The span starts when the context is entered and ends when the context is exited. The span input and outputs should be provided manually using setter methods of the span object yielded by the context manager. For more information, see MLflow documentation - context handler.
with mlflow.start_span(name="my_span") as span:
span.set_inputs({"x": x, "y": y})
result = x + y
span.set_outputs(result)
span.set_attribute("key", "value")
Lower-level tracing libraries
MLflow also provides low-level APIs to explicitly control the trace tree structure. See MLflow documentation - Manual Instrumentation.
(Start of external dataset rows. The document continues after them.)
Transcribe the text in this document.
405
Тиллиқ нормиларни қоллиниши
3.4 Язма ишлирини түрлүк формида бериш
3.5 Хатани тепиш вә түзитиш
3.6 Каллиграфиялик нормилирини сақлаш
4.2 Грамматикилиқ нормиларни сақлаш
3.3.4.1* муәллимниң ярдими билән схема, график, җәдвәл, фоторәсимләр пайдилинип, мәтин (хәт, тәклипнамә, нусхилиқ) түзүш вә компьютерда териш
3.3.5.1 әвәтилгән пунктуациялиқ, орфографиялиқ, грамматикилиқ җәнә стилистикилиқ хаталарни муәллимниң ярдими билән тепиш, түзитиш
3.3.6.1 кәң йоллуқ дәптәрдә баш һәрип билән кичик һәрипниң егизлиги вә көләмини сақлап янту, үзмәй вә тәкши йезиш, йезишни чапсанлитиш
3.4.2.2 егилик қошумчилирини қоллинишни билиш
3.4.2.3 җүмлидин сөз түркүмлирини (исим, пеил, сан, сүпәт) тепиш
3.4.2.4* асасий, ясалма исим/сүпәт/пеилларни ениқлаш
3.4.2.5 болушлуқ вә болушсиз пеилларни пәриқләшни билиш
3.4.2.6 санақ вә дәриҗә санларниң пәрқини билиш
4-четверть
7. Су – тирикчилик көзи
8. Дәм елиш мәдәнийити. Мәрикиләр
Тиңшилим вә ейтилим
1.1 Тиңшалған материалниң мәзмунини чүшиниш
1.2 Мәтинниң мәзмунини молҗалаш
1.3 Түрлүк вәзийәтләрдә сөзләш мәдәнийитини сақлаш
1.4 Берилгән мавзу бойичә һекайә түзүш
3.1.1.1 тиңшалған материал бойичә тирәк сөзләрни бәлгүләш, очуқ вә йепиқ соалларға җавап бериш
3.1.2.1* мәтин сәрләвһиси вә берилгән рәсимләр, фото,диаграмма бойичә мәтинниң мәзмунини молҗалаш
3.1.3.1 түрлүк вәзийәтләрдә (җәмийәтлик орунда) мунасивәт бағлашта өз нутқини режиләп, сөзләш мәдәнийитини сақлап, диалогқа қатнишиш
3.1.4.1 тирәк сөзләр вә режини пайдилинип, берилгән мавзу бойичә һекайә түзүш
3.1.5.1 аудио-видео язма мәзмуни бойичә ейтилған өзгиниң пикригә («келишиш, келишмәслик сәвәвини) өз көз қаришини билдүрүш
Combine autologging and manual tracing
You can combine manual tracing and autologging. MLflow merges both types of spans into a single, complete trace.
The following example combines OpenAI autologging and manual tracing:
import json
from openai import OpenAI
import mlflow
from mlflow.entities import SpanType
client = OpenAI()
# Enable OpenAI autologging to capture LLM API calls
# (*Not necessary if you are using the Databricks Runtime 15.4 ML and above, where OpenAI autologging is enabled by default.)
mlflow.openai.autolog()
# Define the tool function. Decorate it with `@mlflow.trace` to create a span for its execution.
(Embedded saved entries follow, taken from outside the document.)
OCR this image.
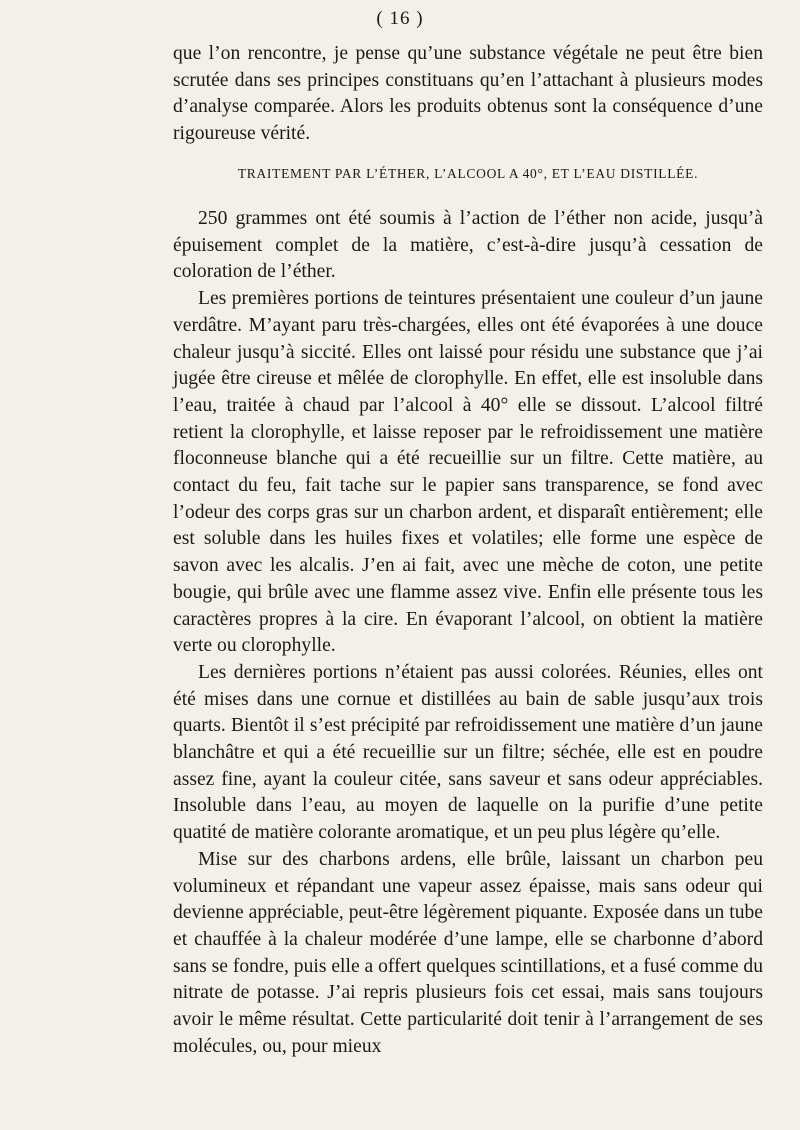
( 16 )

que l’on rencontre, je pense qu’une substance végétale ne peut être bien scrutée dans ses principes constituans qu’en l’attachant à plusieurs modes d’analyse comparée. Alors les produits obtenus sont la conséquence d’une rigoureuse vérité.

TRAITEMENT PAR L’ÉTHER, L’ALCOOL A 40°, ET L’EAU DISTILLÉE.

250 grammes ont été soumis à l’action de l’éther non acide, jusqu’à épuisement complet de la matière, c’est-à-dire jusqu’à cessation de coloration de l’éther.

Les premières portions de teintures présentaient une couleur d’un jaune verdâtre. M’ayant paru très-chargées, elles ont été évaporées à une douce chaleur jusqu’à siccité. Elles ont laissé pour résidu une substance que j’ai jugée être cireuse et mêlée de clorophylle. En effet, elle est insoluble dans l’eau, traitée à chaud par l’alcool à 40° elle se dissout. L’alcool filtré retient la clorophylle, et laisse reposer par le refroidissement une matière floconneuse blanche qui a été recueillie sur un filtre. Cette matière, au contact du feu, fait tache sur le papier sans transparence, se fond avec l’odeur des corps gras sur un charbon ardent, et disparaît entièrement; elle est soluble dans les huiles fixes et volatiles; elle forme une espèce de savon avec les alcalis. J’en ai fait, avec une mèche de coton, une petite bougie, qui brûle avec une flamme assez vive. Enfin elle présente tous les caractères propres à la cire. En évaporant l’alcool, on obtient la matière verte ou clorophylle.

Les dernières portions n’étaient pas aussi colorées. Réunies, elles ont été mises dans une cornue et distillées au bain de sable jusqu’aux trois quarts. Bientôt il s’est précipité par refroidissement une matière d’un jaune blanchâtre et qui a été recueillie sur un filtre; séchée, elle est en poudre assez fine, ayant la couleur citée, sans saveur et sans odeur appréciables. Insoluble dans l’eau, au moyen de laquelle on la purifie d’une petite quatité de matière colorante aromatique, et un peu plus légère qu’elle.

Mise sur des charbons ardens, elle brûle, laissant un charbon peu volumineux et répandant une vapeur assez épaisse, mais sans odeur qui devienne appréciable, peut-être légèrement piquante. Exposée dans un tube et chauffée à la chaleur modérée d’une lampe, elle se charbonne d’abord sans se fondre, puis elle a offert quelques scintillations, et a fusé comme du nitrate de potasse. J’ai repris plusieurs fois cet essai, mais sans toujours avoir le même résultat. Cette particularité doit tenir à l’arrangement de ses molécules, ou, pour mieux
@mlflow.trace(span_type=SpanType.TOOL)
def get_weather(city: str) -> str:
if city == "Tokyo":
return "sunny"
elif city == "Paris":
return "rainy"
return "unknown"
tools = [
{
"type": "function",
"function": {
"name": "get_weather",
"parameters": {
"type": "object",
"properties": {"city": {"type": "string"}},
},
},
}
]
_tool_functions = {"get_weather": get_weather}
# Define a simple tool-calling agent
@mlflow.trace(span_type=SpanType.AGENT)
def run_tool_agent(question: str):
messages = [{"role": "user", "content": question}]
# Invoke the model with the given question and available tools
response = client.chat.completions.create(
model="gpt-4o-mini",
messages=messages,
tools=tools,
)
ai_msg = response.choices[0].message
messages.append(ai_msg)
# If the model requests tool calls, invoke the function(s) with the specified arguments
if tool_calls := ai_msg.tool_calls:
for tool_call in tool_calls:
function_name = tool_call.function.name
if tool_func := _tool_functions.get(function_name):
args = json.loads(tool_call.function.arguments)
tool_result = tool_func(**args)
else:
raise RuntimeError("An invalid tool is returned from the assistant!")
messages.append(
{
"role": "tool",
"tool_call_id": tool_call.id,
"content": tool_result,
}
)
# Send the tool results to the model and get a new response
response = client.chat.completions.create(
model="gpt-4o-mini", messages=messages
)
return response.choices[0].message.content
# Run the tool calling agent
question = "What's the weather like in Paris today?"
answer = run_tool_agent(question)
Trace overhead latency
Traces are written asynchronously to minimize performance impact. However, tracing adds latency to endpoint response speed, especially when the trace is large. Test your endpoint to understand the impact before deploying to production.
The following table estimates latency impact by trace size:
Trace size per request | Impact to response speed latency (ms) |
---|---|
~10 KB | ~ 1 ms |
~ 1 MB | 50 ~ 100 ms |
10 MB | 150 ms ~ |
Troubleshooting
For troubleshooting and common questions, see the MLflow documentation: Tracing How-to Guide and MLflow documentation: FAQ.